The list of films Mitchum appeared in is as long as your arm. Mitchum would
also find success on TV, starring in the mini-series The Winds of War (1983)
and its sequel War and Remembrance (1988).
Jane Greer is
also a stand out in the film, playing a pitch perfect femme fatale. She has all
the men in her life wrapped around her little finger and she manipulates them
all to do her bidding. Even someone as sinister as Whit is not immune to her
charms. A discovery of Howard Hughes’, Greer was signed to RKO Studios in the
mid 40’s. Married for a year to Rudy Vallee, a very popular singer in the late
20’s to mid-30’s, who was 22 years her senior. Greer had suffered from a facial
palsy as a teenager which paralyzed the left side of her face. While she
recovered, the condition was speculated to have resulted in her look, which led
RKO to advertise her as the woman with the Mona Lisa smile.
While she
appeared in a relatively small number of films, she did appear in They Won’t
Believe Me (1947) opposite Robert Young and Man of a Thousand Faces (1957)
opposite James Cagney. She also appeared in the remake of Out of the Past, as
the mother of the character she played in the original.
One more
actor to point out from this film is Kirk Douglas.
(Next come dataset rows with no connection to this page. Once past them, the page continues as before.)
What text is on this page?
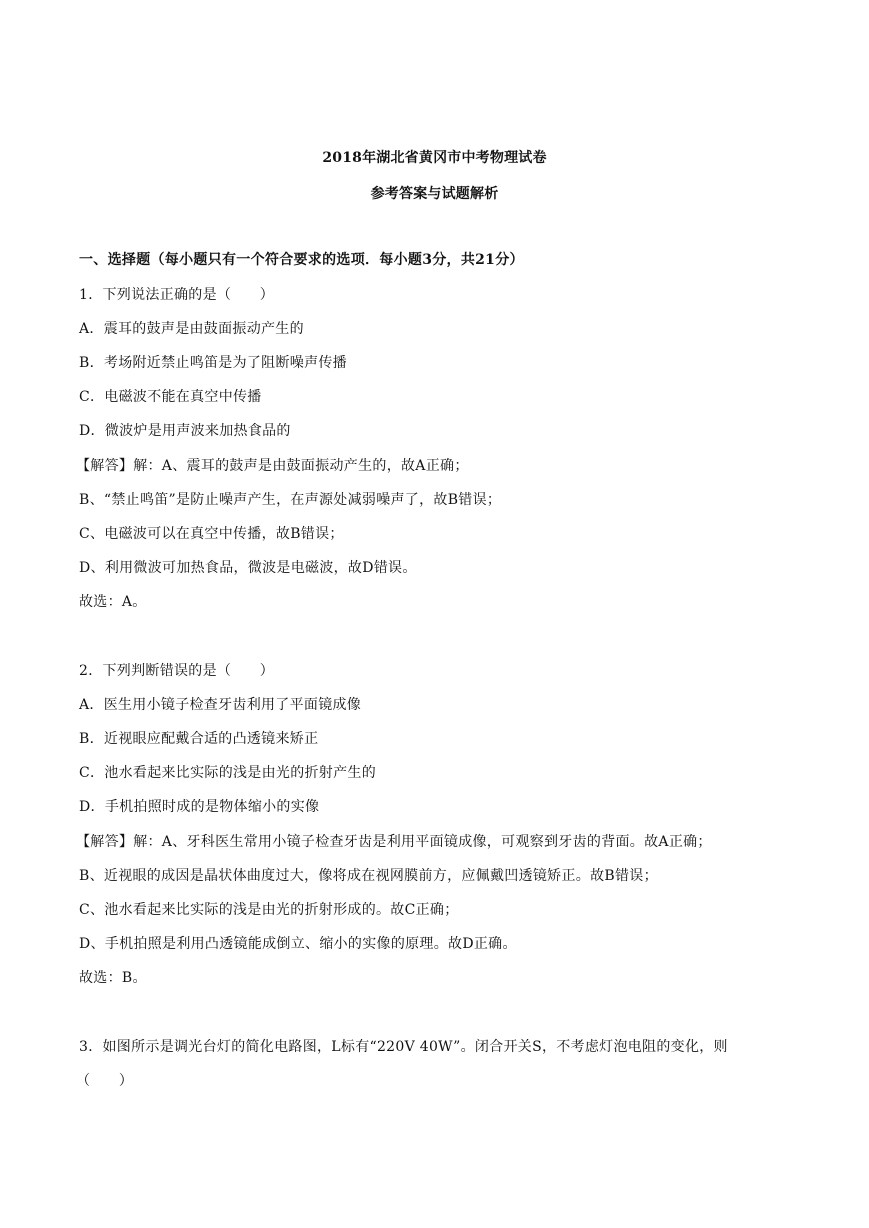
2018年湖北省黄冈市中考物理试卷
参考答案与试题解析
一、选择题（每小题只有一个符合要求的选项．每小题3分，共21分）
1．下列说法正确的是（　　）
A．震耳的鼓声是由鼓面振动产生的
B．考场附近禁止鸣笛是为了阻断噪声传播
C．电磁波不能在真空中传播
D．微波炉是用声波来加热食品的
【解答】解：A、震耳的鼓声是由鼓面振动产生的，故A正确；
B、“禁止鸣笛”是防止噪声产生，在声源处减弱噪声了，故B错误；
C、电磁波可以在真空中传播，故B错误；
D、利用微波可加热食品，微波是电磁波，故D错误。
故选：A。
2．下列判断错误的是（　　）
A．医生用小镜子检查牙齿利用了平面镜成像
B．近视眼应配戴合适的凸透镜来矫正
C．池水看起来比实际的浅是由光的折射产生的
D．手机拍照时成的是物体缩小的实像
【解答】解：A、牙科医生常用小镜子检查牙齿是利用平面镜成像，可观察到牙齿的背面。故A正确；
B、近视眼的成因是晶状体曲度过大，像将成在视网膜前方，应佩戴凹透镜矫正。故B错误；
C、池水看起来比实际的浅是由光的折射形成的。故C正确；
D、手机拍照是利用凸透镜能成倒立、缩小的实像的原理。故D正确。
故选：B。
3．如图所示是调光台灯的简化电路图，L标有“220V 40W”。闭合开关S，不考虑灯泡电阻的变化，则
（　　）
While Douglas has been known
to occasionally chew the scenery, his portrayal of Whit Sterling is excellent.
He may be the villain in all this, next to Kathie, but Whit is portrayed as so
charming that you have to remind yourself he’s supposed to be the bad guy. He’s
the perfect example of shaking your hand while stabbing you in the back.
Douglas’ performance is really something to behold in what is basically a
supporting role.
Douglas would
go onto many bigger roles and direct and produce so many films that there is
literally too many to mention here. Out of the Past was only his second film,
after another film noir, The Strange Love of Martha Ivers (1946), which starred
Barbara Stanwyck, Van Heflin and Lisabeth Scott. As Whit, Douglas has real
screen presence and it’s not hard to see why he would go on to such a long and
lauded career.
One more
person to mention is the films’ French born director Jacques Tourneur. Best
known for his work with producer Val Lewton, directing low budget horror films
classics: Cat People (1942), I Walked with Zombies (1942) and The Leopard Man
(1943). After success with B-Pictures, RKO promoted him to A-pictures and to
projects like this one.
Great acting
and great directing are combined to make Out of the Past one of the best film
noirs. At the time of its release Variety hailed the film for being “strong on
characterization” and Tourneur for his “close attention to mood development.”
As I started out this review, Out of the Past’s storyline is a little
convoluted, but it is more than worth hanging with. And if you get a little
lost by the end, it was still worth the ride.